Privacy First Facebook Changes
Last week, Facebook CEO Mark Zuckerberg published a lengthy article titled, “A Privacy-Focused Vision for Social Networking” that promised stronger protections for consumer privacy and a new approach to building a privacy-focused messaging and social networking platform. Privacy First, Facebook claims.
“I believe a privacy-focused communications platform will become even more important than today’s open platforms.” Zuckerberg wrote, continuing to say, “Privacy gives people the freedom to be themselves and connect more naturally, which is why we build social networks.”
Facebook has faced growing scrutiny over security concerns and their privacy policies, from Senate hearings and pressure from the International Grand Committee, to document seizures and the Cambridge Analytica scandal, the social media giant has raised more than a few eyebrows.
In his post, Zuckerberg stated that there’s “an opportunity to build a simpler platform that’s focused on privacy first,” and while he acknowledged that Facebook doesn’t “currently have a strong reputation for building privacy protective services,” he wrote that he hopes to help bring about a future where consumers “can be confident what they say to each other stays secure and their messages and content won’t stick around forever.”
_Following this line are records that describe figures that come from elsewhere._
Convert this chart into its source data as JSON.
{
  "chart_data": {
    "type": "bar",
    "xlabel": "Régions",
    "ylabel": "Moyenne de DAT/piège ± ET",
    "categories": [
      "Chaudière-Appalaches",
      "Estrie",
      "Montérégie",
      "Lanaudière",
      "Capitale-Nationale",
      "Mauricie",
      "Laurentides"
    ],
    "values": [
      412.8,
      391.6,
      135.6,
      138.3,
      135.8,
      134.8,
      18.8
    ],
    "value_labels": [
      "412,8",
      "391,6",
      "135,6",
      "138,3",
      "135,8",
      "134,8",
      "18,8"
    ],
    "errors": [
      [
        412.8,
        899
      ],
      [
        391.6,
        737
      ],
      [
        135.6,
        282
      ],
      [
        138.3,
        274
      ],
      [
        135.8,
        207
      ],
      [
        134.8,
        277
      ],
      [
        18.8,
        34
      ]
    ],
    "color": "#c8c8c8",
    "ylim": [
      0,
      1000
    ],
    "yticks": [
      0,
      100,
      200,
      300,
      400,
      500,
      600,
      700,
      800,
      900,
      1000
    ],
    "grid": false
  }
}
The article is quite wordy and in addition to attempting to address security aspects, the face of Facebook covers his opinion on multiple aspects of secure data storage, privacy, and permanence.
However, one announcement that is liable to catch a lot of attention from their customers is the promise of creating an opt-in service that will make it possible for people to send messages to contacts across Facebook platforms. Meaning no matter whether you’re currently on WhatsApp, Instagram, Facebook or SMS, you’ll be able to send an encrypted message to your friends no matter which app they’re currently using.
While the focus on security changes was likely in response to government pressure and growing concerns, the user-end changes he announced are invariably due to Facebook’s diminishing user base. At the end of February, Edison Research published an article that determined that for the first time in a decade, Facebook saw a decline in usage and lost 15 million users from 2017 – 2018.
The interoperability of the messenger services may be a response to this decline. By giving Messenger and the main platform a much-needed boost from the sections of their business that are still seeing growth: WhatsApp and Instagram. Facebook likely hopes to entice users that utilize competing services like Apple’s Messages, Skype, Telegram, Google’s Hangouts to their soon-to-be-united messaging services.
While the previous leadership of these sections clashed with Zuckerberg over integrating the services, both were recently replaced with leadership that seem to be on the same page and ready to unite the services.
However, there are those that think this may be a major case of blowing smoke. The day after Zuckerberg’s announcement, the Director for the Center for Media and Citizenship at the University of Virginia, Siva Vaidhyanathan, wrote a scathing article in The Guardian entitled, “Facebook’s new move isn’t about privacy. It’s about domination.” In it, Vaidhyanathan said that this move “distracts journalists and critics from several revelations that show how brazenly Facebook exploits and abuses its users.”
One-time Zuckerberg mentor, Facebook investor, and venture capitalist, Roger McNamee, was quoted in an interview with Quartz as saying, “On privacy, I would suggest what Facebook is doing is more about public relations,” and went on to say it will be interesting “Whether they use it as a way to combine services that might otherwise come under antitrust scrutiny.”
So, is the move by Zuckerberg simply to attract users back to the platform, take eyes off past negativity, or to actually address security and privacy concerns of consumers and regulators? Time will likely reveal the truth but for now, it’s likely best to take the announcement with a grain of salt and a skeptical eye.